A entrevista estava marcada para as onze da manhã, horário em que o escritor Jorge Edwards estaria terminando de tomar café. Perguntou se poderia ser em sua pousada para evitar os outros jornalistas. Concordei, mas esclareci que não era jornalista. Era apenas um estudante de literatura terminando um trabalho sobre Rubem Braga. Edwards ergueu as sobrancelhas desregradas de velho escritor chileno: “então posso te confidenciar uma história ótima”.

Um causo inédito sobre Rubem Braga era exatamente o que queria. Uma história tão boa que levaria sempre na carteira, para soltar um trechinho na roda de amigos mas nunca revelar o final, para contar vantagem nas discussões da universidade e fazer inveja aos outros pesquisadores, para confidenciar apenas para a namorada quando quisesse quebrar o silêncio de um fim de tarde contemplativo.

Quando Edwards começou a contá-la, entre risadas de fazer o corpo balançar e breves interrupções de reaver a memória, achei que não era merecedor de ouvir aquilo. Mas já que a vida comete algumas injustiças (Fernanda Montenegro nunca ganhou um Oscar), precisaria pelo menos fazer valer o presente de conhecer a anedota sobre Edwards, Braga, o poeta Pablo Neruda e uma garrafa de uísque roubada. Era, sem dúvida, uma ótima história.

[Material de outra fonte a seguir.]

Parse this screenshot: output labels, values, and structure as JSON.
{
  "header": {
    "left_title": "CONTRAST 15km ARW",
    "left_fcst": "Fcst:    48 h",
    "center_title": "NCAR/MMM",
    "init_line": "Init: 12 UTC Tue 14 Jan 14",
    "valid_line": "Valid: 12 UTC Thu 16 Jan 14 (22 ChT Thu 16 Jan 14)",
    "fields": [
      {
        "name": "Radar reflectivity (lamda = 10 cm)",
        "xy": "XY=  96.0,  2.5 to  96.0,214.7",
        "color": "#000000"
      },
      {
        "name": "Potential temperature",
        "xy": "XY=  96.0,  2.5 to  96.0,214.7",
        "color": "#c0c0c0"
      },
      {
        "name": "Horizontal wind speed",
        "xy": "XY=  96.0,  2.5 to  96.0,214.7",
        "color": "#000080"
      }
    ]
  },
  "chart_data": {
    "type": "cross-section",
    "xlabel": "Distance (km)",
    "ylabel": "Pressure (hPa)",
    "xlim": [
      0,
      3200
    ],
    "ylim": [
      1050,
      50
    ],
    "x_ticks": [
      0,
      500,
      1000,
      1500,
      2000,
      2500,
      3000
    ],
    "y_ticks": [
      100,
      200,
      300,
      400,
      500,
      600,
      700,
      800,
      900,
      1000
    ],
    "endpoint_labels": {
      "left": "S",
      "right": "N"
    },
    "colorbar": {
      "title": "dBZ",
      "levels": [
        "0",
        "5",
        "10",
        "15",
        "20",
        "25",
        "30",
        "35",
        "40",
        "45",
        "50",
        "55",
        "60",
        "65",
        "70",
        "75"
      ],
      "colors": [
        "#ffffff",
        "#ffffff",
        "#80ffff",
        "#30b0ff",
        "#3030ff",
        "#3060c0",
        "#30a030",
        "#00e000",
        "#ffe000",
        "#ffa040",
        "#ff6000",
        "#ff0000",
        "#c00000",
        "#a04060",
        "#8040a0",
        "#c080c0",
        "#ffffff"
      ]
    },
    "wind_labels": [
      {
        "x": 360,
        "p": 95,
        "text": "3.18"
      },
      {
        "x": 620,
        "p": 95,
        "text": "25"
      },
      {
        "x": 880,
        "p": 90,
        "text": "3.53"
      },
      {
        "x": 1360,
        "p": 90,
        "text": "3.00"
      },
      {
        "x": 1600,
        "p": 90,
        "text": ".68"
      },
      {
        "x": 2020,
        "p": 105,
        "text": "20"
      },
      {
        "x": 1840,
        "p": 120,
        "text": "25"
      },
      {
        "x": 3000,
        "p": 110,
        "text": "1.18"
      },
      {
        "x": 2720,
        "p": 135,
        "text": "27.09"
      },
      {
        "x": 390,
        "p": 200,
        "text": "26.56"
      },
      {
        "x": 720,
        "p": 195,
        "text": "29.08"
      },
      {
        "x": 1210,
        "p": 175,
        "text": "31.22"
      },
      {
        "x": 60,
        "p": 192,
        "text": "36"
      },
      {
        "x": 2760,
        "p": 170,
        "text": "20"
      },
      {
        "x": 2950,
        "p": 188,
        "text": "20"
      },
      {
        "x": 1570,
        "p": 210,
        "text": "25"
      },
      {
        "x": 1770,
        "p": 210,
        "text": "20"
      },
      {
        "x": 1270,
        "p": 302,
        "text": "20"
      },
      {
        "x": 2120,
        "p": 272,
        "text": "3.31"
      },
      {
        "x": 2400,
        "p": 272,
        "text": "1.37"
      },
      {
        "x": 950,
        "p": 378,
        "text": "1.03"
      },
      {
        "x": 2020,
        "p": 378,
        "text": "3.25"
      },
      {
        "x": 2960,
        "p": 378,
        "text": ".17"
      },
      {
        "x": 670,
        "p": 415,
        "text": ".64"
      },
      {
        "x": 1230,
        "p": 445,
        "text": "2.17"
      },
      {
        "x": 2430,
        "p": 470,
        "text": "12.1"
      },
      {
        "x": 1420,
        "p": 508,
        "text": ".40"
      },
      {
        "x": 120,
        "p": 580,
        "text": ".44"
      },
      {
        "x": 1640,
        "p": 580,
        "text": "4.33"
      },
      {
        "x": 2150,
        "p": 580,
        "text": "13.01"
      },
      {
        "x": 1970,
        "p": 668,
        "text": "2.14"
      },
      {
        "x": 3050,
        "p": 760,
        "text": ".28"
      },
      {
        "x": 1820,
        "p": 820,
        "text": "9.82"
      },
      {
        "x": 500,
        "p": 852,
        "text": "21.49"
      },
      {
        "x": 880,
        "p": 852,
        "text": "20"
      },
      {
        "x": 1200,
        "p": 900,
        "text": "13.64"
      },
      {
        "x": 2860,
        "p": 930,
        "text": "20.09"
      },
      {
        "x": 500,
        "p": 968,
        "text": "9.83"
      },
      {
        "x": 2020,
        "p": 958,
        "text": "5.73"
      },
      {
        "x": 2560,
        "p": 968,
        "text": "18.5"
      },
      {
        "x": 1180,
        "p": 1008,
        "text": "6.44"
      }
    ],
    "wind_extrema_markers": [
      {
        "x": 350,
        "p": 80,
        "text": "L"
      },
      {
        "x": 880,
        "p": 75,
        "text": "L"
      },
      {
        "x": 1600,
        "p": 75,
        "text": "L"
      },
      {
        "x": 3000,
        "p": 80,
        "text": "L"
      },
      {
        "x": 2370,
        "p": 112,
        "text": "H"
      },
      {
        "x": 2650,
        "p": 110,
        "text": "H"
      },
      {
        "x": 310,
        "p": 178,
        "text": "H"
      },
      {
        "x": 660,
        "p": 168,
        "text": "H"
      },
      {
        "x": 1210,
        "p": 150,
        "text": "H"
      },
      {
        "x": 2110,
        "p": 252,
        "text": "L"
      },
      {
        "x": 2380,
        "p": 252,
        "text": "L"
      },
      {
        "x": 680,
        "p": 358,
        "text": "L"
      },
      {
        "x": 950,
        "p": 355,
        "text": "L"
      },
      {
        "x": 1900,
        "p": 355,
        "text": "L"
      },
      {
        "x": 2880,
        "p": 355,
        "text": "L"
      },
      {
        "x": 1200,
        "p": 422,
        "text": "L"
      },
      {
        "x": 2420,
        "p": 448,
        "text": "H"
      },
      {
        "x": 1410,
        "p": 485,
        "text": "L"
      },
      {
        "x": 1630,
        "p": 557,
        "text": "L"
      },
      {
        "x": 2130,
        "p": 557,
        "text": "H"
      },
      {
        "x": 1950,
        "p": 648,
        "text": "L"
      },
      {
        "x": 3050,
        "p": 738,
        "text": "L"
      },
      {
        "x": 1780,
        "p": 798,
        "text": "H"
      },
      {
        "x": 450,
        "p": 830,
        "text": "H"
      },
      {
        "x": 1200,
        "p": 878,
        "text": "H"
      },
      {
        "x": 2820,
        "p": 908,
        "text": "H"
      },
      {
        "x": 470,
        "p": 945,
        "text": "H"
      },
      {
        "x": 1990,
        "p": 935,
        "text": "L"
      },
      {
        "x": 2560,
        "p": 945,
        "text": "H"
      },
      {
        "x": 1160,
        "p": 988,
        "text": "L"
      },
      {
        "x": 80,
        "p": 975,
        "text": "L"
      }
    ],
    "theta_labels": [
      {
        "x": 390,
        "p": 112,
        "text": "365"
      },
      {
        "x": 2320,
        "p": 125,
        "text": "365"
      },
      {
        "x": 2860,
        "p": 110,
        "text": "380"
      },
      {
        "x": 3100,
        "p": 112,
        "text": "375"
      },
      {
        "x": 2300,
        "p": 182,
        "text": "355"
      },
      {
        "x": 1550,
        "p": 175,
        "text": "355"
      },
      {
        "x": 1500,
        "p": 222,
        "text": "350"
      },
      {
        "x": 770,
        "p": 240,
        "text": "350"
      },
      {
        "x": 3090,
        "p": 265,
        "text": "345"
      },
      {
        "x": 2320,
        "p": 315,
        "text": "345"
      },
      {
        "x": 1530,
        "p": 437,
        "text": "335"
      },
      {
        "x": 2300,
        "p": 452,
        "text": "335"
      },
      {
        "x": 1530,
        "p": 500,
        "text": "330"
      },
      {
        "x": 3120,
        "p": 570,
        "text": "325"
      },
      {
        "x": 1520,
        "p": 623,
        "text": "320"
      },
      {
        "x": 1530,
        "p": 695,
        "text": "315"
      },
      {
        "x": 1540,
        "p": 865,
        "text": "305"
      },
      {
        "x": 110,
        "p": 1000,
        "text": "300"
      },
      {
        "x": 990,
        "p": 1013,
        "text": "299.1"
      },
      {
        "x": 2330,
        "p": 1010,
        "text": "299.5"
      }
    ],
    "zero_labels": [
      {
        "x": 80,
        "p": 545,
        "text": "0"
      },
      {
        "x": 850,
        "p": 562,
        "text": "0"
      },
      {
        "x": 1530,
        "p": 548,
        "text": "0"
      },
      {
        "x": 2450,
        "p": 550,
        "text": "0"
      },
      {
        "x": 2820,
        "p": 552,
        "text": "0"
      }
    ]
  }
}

No dia seguinte, Edwards participou de uma mesa na Festa Literária Internacional de Paraty. Quando o mediador perguntou se era verdade que ele havia trabalhado com Rubem Braga no Chile, ri satisfeito. Era a deixa para cotovelar a pessoa ao lado e confidenciar: “eu sei uma excelente história sobre esse período”.

Mas a conversa foi além e Jorge Edwards se empolgou. Começou a fazer pausas dramáticas e a se ajustar na cadeira. Ele estava preparando terreno para contar a história. A minha história. Começou a falar do Neruda, e aí não tinha mais volta. Toda a plateia e os telespectadores saberiam do que só eu poderia saber.

Todos os planos para impedir aquele absurdo se passaram pela cabeça. Começar a espirrar, a tossir como um cão rouco, fingir um enfarte, um ataque epilético, me levantar gritando que a bolsa tinha estourado. Não seria o suficiente para desviar a atenção do público. Precisaria ser mais agressivo. Talvez subir no assento e, em pose napoleônica, ameaçar o escritor: “Olhe aqui o senhor!”.

Mas o diabo é que sou tímido, e aceitei a derrota em silêncio. Eu tinha sido traído por Jorge Edwards. Desolado, peguei o ônibus de volta para São Paulo com o caderno todo em branco – já não havia mais história alguma sobre Rubem Braga. Todos já sabem o que ele fez com o uísque de Pablo Neruda. Não tem mais graça. Mas eu tenho uma sobre o Tom Jobim e a Brigitte Bardot que, olha, vale a pena escutar.